Sebagaimana temuan Kunio Yoshihara
dalam risetnya sebagai ersatz capitalism[2]
membawa pengaruh pada ranah hukum dan kebijakan kehutanan di Indonesia.
Ekspresi hukum kehutanan di Indonesia_meminjam istilah Nonet dan Selznick bersifat
refresif. Dikategorikan refresif karena hukum tersebut dicirikan lebih
menonjolkan pendekatan keamanan, menekankan sanksi-sanksi, membatasi dan
menutup akses masyarakat, bahkan mengusir hak-hak rakyat dalam pengelolaan
hutan.
Implikasinya sering terjadi
stigmatisasi yang sering dilekatkan pada rakyat sebagai pelanggar hukum,
penjarahan sumber daya hutan, peladang liar, perumput liar, peternak liar, dan
sebagainya.
PENYEBAB
KERUSAKAN HUTAN
Sebenarnya
apa penyebab kerusakan hutan? Hal ini bukan karena pertambahan penduduk semata.

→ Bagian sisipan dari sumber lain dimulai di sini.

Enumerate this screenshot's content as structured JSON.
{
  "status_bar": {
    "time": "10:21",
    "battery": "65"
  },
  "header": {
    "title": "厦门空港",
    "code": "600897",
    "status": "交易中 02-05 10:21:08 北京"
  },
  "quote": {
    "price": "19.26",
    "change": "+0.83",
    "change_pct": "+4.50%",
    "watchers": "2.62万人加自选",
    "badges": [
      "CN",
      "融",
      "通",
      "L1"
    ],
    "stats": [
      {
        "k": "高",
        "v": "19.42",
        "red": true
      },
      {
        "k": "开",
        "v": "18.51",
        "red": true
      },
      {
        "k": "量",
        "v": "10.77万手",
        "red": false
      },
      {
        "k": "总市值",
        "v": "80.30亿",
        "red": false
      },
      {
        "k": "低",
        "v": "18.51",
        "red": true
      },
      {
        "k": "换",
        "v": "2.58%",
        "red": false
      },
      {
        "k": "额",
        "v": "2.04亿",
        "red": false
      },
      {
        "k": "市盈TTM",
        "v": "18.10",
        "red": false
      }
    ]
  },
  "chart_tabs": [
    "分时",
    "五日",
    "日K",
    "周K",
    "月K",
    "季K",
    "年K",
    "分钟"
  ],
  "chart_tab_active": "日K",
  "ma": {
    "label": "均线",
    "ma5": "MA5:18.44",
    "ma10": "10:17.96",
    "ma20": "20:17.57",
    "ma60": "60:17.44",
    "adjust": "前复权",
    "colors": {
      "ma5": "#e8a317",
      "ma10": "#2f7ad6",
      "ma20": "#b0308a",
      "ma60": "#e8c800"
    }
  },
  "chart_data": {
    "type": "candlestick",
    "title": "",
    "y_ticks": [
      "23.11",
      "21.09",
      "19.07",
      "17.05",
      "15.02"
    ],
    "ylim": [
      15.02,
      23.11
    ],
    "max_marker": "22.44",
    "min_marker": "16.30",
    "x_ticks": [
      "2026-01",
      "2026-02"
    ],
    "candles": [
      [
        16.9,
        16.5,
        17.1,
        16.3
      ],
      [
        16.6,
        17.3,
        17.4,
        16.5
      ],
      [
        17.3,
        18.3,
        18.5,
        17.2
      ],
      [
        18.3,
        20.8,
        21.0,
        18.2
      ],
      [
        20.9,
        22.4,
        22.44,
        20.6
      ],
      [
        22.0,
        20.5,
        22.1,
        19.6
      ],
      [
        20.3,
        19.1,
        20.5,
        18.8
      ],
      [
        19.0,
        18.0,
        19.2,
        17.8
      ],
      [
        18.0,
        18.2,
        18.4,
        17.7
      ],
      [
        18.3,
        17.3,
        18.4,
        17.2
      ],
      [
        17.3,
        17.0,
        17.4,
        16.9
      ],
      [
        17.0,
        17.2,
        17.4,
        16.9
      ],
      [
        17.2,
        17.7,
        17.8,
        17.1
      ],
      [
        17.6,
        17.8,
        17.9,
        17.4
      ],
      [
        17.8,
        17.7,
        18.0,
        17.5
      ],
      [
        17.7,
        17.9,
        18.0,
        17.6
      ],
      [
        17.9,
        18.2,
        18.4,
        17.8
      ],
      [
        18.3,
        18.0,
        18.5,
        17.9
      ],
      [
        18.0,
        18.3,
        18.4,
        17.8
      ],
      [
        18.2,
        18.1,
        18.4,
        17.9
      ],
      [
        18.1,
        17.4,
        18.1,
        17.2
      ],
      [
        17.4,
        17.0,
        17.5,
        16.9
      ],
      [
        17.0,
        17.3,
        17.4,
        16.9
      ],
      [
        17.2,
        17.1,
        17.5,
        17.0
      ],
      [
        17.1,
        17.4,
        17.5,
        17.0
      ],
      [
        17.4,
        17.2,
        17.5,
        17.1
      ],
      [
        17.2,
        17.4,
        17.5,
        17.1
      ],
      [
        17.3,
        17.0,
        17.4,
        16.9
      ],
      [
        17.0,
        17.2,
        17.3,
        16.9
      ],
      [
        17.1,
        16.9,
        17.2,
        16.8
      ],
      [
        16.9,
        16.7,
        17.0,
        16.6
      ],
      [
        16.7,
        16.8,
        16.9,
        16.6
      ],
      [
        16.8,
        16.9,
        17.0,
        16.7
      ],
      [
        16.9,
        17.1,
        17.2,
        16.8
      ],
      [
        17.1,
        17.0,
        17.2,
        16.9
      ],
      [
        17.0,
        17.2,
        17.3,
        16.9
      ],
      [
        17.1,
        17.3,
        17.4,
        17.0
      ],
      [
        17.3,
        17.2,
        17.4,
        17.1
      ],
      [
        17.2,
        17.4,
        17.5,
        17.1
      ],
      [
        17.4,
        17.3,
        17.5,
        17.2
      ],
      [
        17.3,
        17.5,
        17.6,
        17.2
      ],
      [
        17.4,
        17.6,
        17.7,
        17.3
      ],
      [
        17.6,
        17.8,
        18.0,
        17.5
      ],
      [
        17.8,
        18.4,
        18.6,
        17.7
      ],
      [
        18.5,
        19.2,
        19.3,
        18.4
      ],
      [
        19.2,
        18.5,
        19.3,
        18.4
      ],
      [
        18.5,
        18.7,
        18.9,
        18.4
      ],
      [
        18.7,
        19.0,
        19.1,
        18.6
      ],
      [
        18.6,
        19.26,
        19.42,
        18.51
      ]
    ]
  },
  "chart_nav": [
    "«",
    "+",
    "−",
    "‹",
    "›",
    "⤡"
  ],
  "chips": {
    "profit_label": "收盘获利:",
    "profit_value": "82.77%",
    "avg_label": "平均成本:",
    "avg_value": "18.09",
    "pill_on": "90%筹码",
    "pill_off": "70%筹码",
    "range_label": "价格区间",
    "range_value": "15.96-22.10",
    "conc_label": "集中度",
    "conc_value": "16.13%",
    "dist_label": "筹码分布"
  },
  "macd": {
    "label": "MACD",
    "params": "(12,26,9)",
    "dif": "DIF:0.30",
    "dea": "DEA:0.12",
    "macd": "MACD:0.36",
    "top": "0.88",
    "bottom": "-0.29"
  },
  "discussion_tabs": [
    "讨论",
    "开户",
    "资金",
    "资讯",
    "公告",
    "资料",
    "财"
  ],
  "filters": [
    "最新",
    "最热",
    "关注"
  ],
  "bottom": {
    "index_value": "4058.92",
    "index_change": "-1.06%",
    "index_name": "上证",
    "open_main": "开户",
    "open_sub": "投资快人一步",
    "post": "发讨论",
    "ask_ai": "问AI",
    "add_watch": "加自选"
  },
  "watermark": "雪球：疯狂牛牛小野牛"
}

Kawasan-kawasan subur di bumi dapat dengan mudah menopang populasi dunia—dan
bahkan dalam jumlah yang jauh lebih besar.
Beberapa
pemerintah mendesak para petani untuk mengubah tanah mereka menjadi tempat
rekreasi, seperti tempat perkemahan, lapangan golf, atau taman margasatwa.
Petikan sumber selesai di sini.